We forgot to deal with negative limit values. Our sum is supposed to start with 0 so negative limit values should yield 0 like in our loop based solution:

public static long getSum(int limit) {
  if (limit < 0) {
    return 0;
  } else {
    return limit * (limit + 1) / 2; // Order of operation matters
  }
}

This helps but one test still fails:

assertEquals(2147450880, Summing.getSumUsingGauss(65535));
java.lang.AssertionError:
Expected :2147450880
Actual   :-32768

This actually is a showstopper for large limit values: The algebraic value of limit * (limit + 1) / 2 might still fit into an int. But limit * (limit + 1) itself not yet divided by 2 may exceed Integer.MAX_VALUE. Since the multiplication happens prior to dividing by 2 we see this overflow error happen.

Solving this issue requires changing the order of operations avoiding arithmetic overflow. Unfortunately the following simple solution does not work either:

public static long getSum(int limit) {
  if (limit < 0) {
    return 0;
  } else {
    return limit / 2 * (limit + 1);
  }
}

This is only correct if limit is even. Otherwise division by 2 leaves us with a remainder of 1.
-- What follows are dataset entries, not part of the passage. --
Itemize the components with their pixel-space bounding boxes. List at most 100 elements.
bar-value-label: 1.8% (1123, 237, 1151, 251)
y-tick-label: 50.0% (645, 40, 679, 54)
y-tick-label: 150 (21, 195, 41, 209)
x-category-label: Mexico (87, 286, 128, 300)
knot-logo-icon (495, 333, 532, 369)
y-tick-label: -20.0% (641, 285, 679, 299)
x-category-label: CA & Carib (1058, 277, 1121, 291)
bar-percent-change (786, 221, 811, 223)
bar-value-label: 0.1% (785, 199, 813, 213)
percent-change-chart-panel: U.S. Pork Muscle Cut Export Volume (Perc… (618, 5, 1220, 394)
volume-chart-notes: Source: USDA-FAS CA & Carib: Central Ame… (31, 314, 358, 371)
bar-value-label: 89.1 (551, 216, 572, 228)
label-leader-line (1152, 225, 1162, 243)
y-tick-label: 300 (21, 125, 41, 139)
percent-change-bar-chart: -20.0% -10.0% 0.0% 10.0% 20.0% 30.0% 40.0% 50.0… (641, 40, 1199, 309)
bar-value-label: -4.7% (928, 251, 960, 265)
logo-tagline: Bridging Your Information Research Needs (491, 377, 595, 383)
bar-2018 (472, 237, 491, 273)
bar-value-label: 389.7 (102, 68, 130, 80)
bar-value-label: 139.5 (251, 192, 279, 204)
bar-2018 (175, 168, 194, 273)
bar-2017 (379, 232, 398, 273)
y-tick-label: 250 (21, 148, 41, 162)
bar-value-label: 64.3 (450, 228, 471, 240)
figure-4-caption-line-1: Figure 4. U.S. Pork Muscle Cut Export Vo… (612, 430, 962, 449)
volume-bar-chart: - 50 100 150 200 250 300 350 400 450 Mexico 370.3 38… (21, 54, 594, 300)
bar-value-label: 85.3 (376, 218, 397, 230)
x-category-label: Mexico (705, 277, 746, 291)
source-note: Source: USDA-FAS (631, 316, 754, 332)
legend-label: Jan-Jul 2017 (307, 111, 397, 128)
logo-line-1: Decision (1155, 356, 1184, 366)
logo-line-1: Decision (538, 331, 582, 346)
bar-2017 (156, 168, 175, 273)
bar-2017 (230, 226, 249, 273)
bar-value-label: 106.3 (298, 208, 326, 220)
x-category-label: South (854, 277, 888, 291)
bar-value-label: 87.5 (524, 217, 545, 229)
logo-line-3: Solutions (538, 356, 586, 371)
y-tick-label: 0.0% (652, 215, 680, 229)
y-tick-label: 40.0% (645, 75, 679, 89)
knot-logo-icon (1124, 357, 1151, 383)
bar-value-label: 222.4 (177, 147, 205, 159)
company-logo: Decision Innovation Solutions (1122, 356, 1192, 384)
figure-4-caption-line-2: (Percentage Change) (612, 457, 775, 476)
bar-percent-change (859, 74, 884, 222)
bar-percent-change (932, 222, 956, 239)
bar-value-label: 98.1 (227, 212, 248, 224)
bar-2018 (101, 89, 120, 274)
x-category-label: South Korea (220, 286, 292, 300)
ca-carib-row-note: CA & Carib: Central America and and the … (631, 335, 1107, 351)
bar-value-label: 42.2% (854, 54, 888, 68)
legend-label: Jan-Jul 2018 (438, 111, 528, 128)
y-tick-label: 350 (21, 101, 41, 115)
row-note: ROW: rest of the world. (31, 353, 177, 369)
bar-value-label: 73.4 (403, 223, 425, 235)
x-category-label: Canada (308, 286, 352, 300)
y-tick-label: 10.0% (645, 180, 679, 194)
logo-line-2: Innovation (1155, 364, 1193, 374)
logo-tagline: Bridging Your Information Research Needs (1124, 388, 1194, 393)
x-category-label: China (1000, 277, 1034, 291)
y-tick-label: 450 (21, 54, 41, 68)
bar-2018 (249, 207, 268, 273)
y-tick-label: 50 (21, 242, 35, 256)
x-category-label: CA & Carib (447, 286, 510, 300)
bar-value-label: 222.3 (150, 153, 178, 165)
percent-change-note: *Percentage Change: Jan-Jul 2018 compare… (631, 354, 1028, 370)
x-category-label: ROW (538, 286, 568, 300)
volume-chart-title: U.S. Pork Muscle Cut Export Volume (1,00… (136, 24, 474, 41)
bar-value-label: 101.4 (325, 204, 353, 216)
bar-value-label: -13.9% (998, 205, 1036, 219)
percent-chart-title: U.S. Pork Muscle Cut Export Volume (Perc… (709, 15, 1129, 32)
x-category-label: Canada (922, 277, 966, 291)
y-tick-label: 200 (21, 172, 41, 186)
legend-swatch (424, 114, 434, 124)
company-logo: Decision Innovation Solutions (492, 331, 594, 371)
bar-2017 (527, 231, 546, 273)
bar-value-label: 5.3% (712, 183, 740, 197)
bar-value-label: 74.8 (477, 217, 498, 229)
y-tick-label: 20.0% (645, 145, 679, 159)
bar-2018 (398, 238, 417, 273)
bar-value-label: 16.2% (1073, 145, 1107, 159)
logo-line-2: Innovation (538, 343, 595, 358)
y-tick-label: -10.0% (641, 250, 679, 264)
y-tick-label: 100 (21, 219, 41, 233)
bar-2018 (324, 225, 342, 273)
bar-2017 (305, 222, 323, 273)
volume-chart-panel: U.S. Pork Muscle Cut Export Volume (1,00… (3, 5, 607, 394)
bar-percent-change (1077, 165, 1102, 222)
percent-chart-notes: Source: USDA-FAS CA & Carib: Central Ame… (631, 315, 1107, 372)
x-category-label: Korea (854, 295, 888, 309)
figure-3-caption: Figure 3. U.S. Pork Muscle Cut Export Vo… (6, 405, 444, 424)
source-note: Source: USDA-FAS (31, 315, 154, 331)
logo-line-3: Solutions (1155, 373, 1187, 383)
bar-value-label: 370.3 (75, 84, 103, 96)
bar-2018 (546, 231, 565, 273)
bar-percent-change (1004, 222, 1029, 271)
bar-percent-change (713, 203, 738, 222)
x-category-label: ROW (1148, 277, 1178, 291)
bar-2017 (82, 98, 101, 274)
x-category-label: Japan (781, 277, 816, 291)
However if limit is uneven the second factor limit + 1 will be even. This observation leads us to the final solution:

public static long getSum(int limit) {
  if (limit < 0) {
    return 0;
  } else if (0 == limit % 2){       // even limit, divide by 2
    return limit / 2 * (limit + 1); // Avoiding arithmetic overflow
  } else {                          // uneven limit, divide (limit + 1 ) by 2
    return (limit + 1) / 2 * limit; // Avoiding arithmetic overflow
  }
}

This passes all tests. We finally reconsider execution time:

1 + 2 + ... + 65535=2147450880
Elapsed time: 25422 nanoseconds

Thus execution is roughly 46 times faster compared to the loop based approach. This is not surprising since loop execution is expensive in terms of performance.